Setup for Infrared microscopy, IRRAS, ATR, and discrete-modulation FTIR

This setup features a Bruker Vertex 70 spectrometer on the left that is coupled to a Hyperion 1000 microscope. This enables IR spectroscopic investigations on defined spots on the sample surface with dimensions down to 20 µm. These measurements can be conducted in transmission, perpendicular reflexion, gracing-incidence reflexion (83°), and attenuated total reflextion (ATR) geometry.

The other end of the IR spectrometer is coupled to a plasma cell, in which atmospheric and low-pressure plasmas can be generated. In this cell, complementary IRRAS (with discrete modulation of light polarization), OES, SKP, and QCM measurements can be performed in-situ.

Setup for polarization modulated infrared reflection-Absorption spectroscopy (PM-IRRAS)

Infrared reflexion absorption spectroscopy (IRRAS) under variable angle of incidence (13-83°) is used for the analysis of thin films. At the heart of the spectrometer is a photoelastic modulator, which enables investigations of molecular monolayers on metallic surfaces via PM-IRRAS. Furthermore, we also employ a diffuse reflexion (DRIFT) cell for the investigation of single crystals and strongly scattering samples.

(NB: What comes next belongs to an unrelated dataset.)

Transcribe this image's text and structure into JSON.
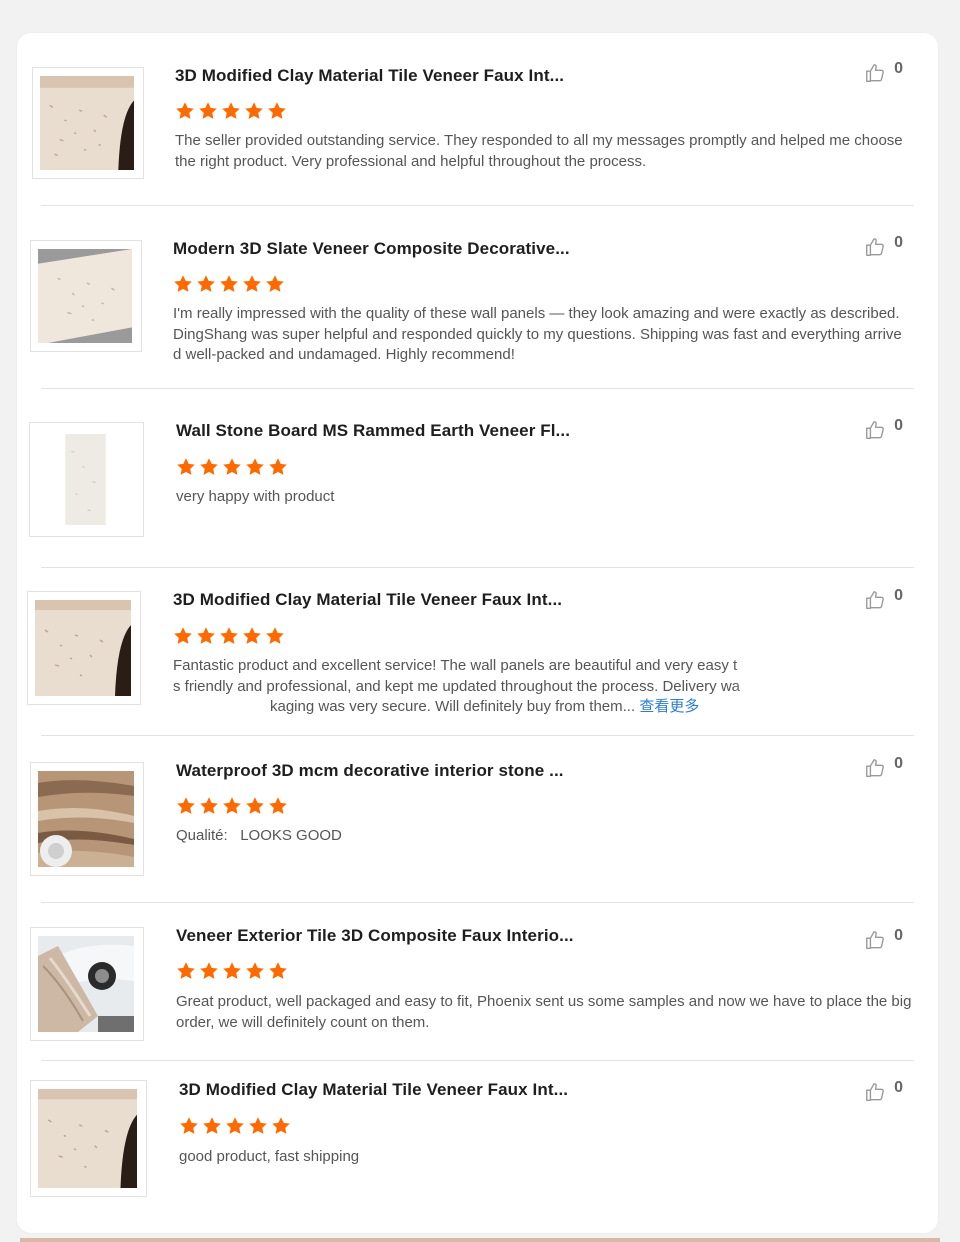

Infrared scattering scanning near field optical microscope

The Anasys NanoIR3s is based on an atomic force microscope (AFM) equipped with an addtional IR laser. It thus provides information on the IR absorption of the surface materials at a lateral resolution of a few nanometers. In the photothermal mode, the thermal expansion of the sample surface underneath the AFM tip upon irradiation with an IR laser pulse is detected by a deflection of the AFM cantilever. This signal can be used to generate a FTIR spectrum or an IR map of the sample surface. In the latter case, the surface topography is being recorded in parallel to the local photothermal expansion at a fixed IR wavelength. This mode is ideal for thin films 20 - 500 nm in thickness and allows to collect chemical information in the wavenumber range 800 - 2000 cm-1. Furthermure, the NanoIR3s is also equipped with an IR scattering scanning near filed optical microscopy (sSNOM) mode, which can be used to characterize inorganic materials with low thermal expansion and optically active materials such as plasmonic nanostructures.  All these measurements can be conducted under temperature and humidity control and complemented by electrical surface charectarization using conducting AFM and SKPFM.

Raman Imaging Spectroscopy

The Raman Imaging Spectrometer is a modular setup consisting of a Renishaw In Via Raman Spectroscope and a Leica DM 2500 M microscope. Raman scattering can be variably excited by an Ar laser (633nm) or a Nd:YAG laser (532nm), and detected by a highly sensitive, ultra-low noise RenCam CCD detector. The microscope uses N PLAN objectives with 5x, 10x, 20x, 50x, and 100x magnification, plus a 63x immersion objective and a 50x long distance objective. Measurement modes include confocal and non-confocal spectral measurements, surface and 3D mappings with a maximum lateral resolution of 500 nm. In addition, the Raman spectrometer can also be used as a fluorescence spectrometer.